Ocean Acidification Is Ruining the Social Lives of Reef Fish


“Watch a reef long enough and you realize that fish are almost never alone. They move in groups, feed in groups, and react to danger as a group,” said lead author Dr. Angus Mitchell, from Adelaide University.

“For small reef fish, being part of a shoal is a survival strategy—more eyes spot predators sooner, more bodies mean any one fish is less likely to be the unlucky one.”

Mitchell’s study found that the size of a fish shoal affects their collective and individual behavior.

“Fish in bigger groups tend to be bolder, as they forage more efficiently, stay out in the open more, and spend less time hiding,” said Dr. Mitchell, whose study was published in the Journal of Animal Ecology.

Importantly, the study found that these changes in behavior were not attributable to the direct impacts of higher temperatures and lower pH.

“The direct effects of warming, acidification, and heatwave stress on individual fish behavior were mostly minimal,” said project leader Professor Ivan Nagelkerken, from Adelaide University.

“Across all reef types, even during a heatwave, the fish behaved in much the same way. They kept feeding. They did not suddenly become more active.”

Dr. Mitchell said while studies looking into direct impacts of climate change on the environment are important, the broader context should also be considered when assessing climate change impacts.

“In the real world, fish do not experience climate change in isolation; they experience it as members of communities, shaped by the habitat around them and the other individuals they live alongside,” he said.

“Our results suggest that even when individual fish seem to be coping fine behaviorally under climate stress, the social structures supporting their behavioural expression can quietly fall apart.”

Ocean acidification driven by climate change is causing a decline in reef complexity around the world.

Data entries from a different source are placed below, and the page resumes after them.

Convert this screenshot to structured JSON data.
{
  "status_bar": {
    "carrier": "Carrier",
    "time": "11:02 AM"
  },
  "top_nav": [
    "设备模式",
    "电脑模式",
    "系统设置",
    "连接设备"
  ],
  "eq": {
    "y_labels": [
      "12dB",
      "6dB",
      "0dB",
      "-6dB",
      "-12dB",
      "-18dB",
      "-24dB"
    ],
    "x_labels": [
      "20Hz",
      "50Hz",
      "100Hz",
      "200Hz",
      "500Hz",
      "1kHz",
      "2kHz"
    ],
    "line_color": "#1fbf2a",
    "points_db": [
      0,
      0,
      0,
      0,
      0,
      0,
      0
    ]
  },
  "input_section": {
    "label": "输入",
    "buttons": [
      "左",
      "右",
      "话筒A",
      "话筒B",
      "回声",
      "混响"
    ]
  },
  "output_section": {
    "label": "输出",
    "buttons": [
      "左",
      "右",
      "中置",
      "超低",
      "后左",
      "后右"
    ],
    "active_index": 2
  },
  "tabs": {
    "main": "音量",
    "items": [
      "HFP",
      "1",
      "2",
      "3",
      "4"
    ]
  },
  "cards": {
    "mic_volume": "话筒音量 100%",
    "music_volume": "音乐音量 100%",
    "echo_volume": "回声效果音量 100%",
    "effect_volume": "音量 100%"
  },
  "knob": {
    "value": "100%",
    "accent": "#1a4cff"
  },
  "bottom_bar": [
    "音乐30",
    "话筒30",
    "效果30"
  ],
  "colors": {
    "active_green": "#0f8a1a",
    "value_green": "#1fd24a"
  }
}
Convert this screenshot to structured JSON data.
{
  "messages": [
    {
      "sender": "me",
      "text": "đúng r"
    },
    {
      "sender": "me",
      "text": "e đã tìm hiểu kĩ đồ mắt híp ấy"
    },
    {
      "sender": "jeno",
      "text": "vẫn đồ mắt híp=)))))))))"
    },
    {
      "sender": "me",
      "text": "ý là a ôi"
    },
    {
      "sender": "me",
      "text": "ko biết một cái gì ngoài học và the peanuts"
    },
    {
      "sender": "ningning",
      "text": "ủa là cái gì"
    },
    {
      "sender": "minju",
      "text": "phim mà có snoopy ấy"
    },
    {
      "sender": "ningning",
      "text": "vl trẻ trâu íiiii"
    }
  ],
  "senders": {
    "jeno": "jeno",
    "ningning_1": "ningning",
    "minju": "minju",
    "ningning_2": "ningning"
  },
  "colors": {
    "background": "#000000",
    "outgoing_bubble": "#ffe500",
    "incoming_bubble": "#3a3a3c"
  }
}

Professor Nagelkerken and his team were able to project the impacts on reef fish of future levels of ocean acidification by examining reefs where natural processes increase localized levels of acidity.

“The reefs we work at in Japan are unusual in that they are near volcanic CO2 seeps on the seafloor, which create climatic conditions analogous to projected future ocean conditions,” Professor Nagelkerken said.

“Some reefs sit under present-day seawater chemistry, others are warmer, and some experience both elevated temperature and acidity together.

“These natural climate analogs allowed us to ask real ecological questions in a natural setting.”